[
https://issues.apache.org/jira/browse/DRILL-6074?page=com.atlassian.jira.plugin.system.issuetabpanels:comment-tabpanel&focusedCommentId=16315077#comment-16315077
]
Paul Rogers commented on DRILL-6074:
------------------------------------
Also in the code:
{code}
String maskValue =
org.apache.drill.exec.expr.fn.impl.StringFunctionHelpers.getStringFromVarCharHolder(mask);
String stringValue =
org.apache.drill.exec.expr.fn.impl.StringFunctionHelpers.toStringFromUTF8(input.start,
input.end, input.buffer);
{code}
The second line is overly complex since the function in the first line simply
calls the function in the second. Replace the second line with:
{code}
String stringValue =
org.apache.drill.exec.expr.fn.impl.StringFunctionHelpers.getStringFromVarCharHolder(input);
{code}
To clarify a point in the main description, replace this line:
{code}
@Param
NullableVarCharHolder input;
{code}
With this:
{code}
@Param
VarCharHolder input;
{code}
Also, I did a search of the code. It looks like no where is the {{constant}}
attribute of \@Param ever used. (Plus, I have seen evidence that Drill figures
out for itself which parameters are constant.) So, perhaps replace these lines:
{code}
@Param(constant = true)
VarCharHolder mask;
@Param(constant = true)
IntHolder toReplace;
{code}
With these:
{code}
@Param
VarCharHolder mask;
@Param
IntHolder toReplace;
{code}
(In any event, it is not for the function to tell the query how to use the
arguments; the code will work just fine if the above two arguments come from
query columns.)
> Corrections to UDF tutorial documentation page
> ----------------------------------------------
>
> Key: DRILL-6074
> URL: https://issues.apache.org/jira/browse/DRILL-6074
> Project: Apache Drill
> Issue Type: Bug
> Components: Documentation
> Reporter: Paul Rogers
> Assignee: Bridget Bevens
> Priority: Minor
> Labels: doc-impacting
>
> Consider the [UDF
> Tutorial|http://drill.apache.org/docs/tutorial-develop-a-simple-function/].
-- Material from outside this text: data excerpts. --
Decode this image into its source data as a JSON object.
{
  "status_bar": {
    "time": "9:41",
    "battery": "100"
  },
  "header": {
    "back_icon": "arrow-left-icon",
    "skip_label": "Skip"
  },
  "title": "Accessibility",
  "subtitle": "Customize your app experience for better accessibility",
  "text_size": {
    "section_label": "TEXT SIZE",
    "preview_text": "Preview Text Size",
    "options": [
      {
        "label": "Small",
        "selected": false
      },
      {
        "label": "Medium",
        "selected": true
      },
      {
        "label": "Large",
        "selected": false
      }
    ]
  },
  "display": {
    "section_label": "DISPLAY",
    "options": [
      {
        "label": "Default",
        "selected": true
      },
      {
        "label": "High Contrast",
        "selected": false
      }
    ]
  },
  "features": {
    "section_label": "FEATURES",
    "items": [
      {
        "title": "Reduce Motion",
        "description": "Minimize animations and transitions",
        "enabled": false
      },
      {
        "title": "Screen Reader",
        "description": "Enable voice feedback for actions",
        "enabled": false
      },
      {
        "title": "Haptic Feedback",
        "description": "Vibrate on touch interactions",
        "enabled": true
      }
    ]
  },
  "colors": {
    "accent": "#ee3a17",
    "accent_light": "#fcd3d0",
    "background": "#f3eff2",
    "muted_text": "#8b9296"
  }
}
> Some of the details are a bit off.
> Step 3:
> bq. The function will be generated dynamically, as you can see in the
> DrillSimpleFuncHolder, and the input parameters and output holders are
> defined using holders by annotations. Define the parameters using the \@Param
> annotation.
> Better: Drill uses your function template to in-line your function code into
> Drill's own generated code. The \@Param annotation identifies the input
> arguments. The order of the annotated fields indicates the order of the
> function parameters. Each parameter field must be one of Drill's holder types.
> bq. Use a holder classes to provide a buffer to manage larger objects in an
> efficient way: VarCharHolder or NullableVarCharHolder.
> Better: Our function template tells Drill to handle nulls, so all three of
> our arguments can be declared using the VarCharHolder type.
> (Then, fix the code to use that type. The bit about larger objects is
> probably obsolete: holders are the only way to work with any value: large or
> otherwise.)
> bq. NOTE: Drill doesn’t actually use the Java heap for data being processed
> in a query but instead keeps this data off the heap and manages the
> life-cycle for us without using the Java garbage collector.
> Better: NOTE: VARCHAR data is stored in direct memory. The DrillBuf object in
> the VarCharHolder provides access to the data for the VARCHAR.
> (For context: simple types, such as INT, are stored on the heap when passed
> to a UDF, so we don't want to make a blanket statement.)
> Step 4.
> bq. Also, using the \@Output annotation, define the returned value as
> VarCharHolder type. Because you are manipulating a VarChar, you also have to
> inject a buffer that Drill uses for the output.
> Better: Identify the function's return value using the \@Output annotation.
> Like parameters, the output must be a holder type. Drill, however, does not
> provide the output buffer; we have to request one using the \@Inject
> annotation. The injected field must be of type DrillBuf. Then, in our code,
> we set the output holder to point to the injected buffer.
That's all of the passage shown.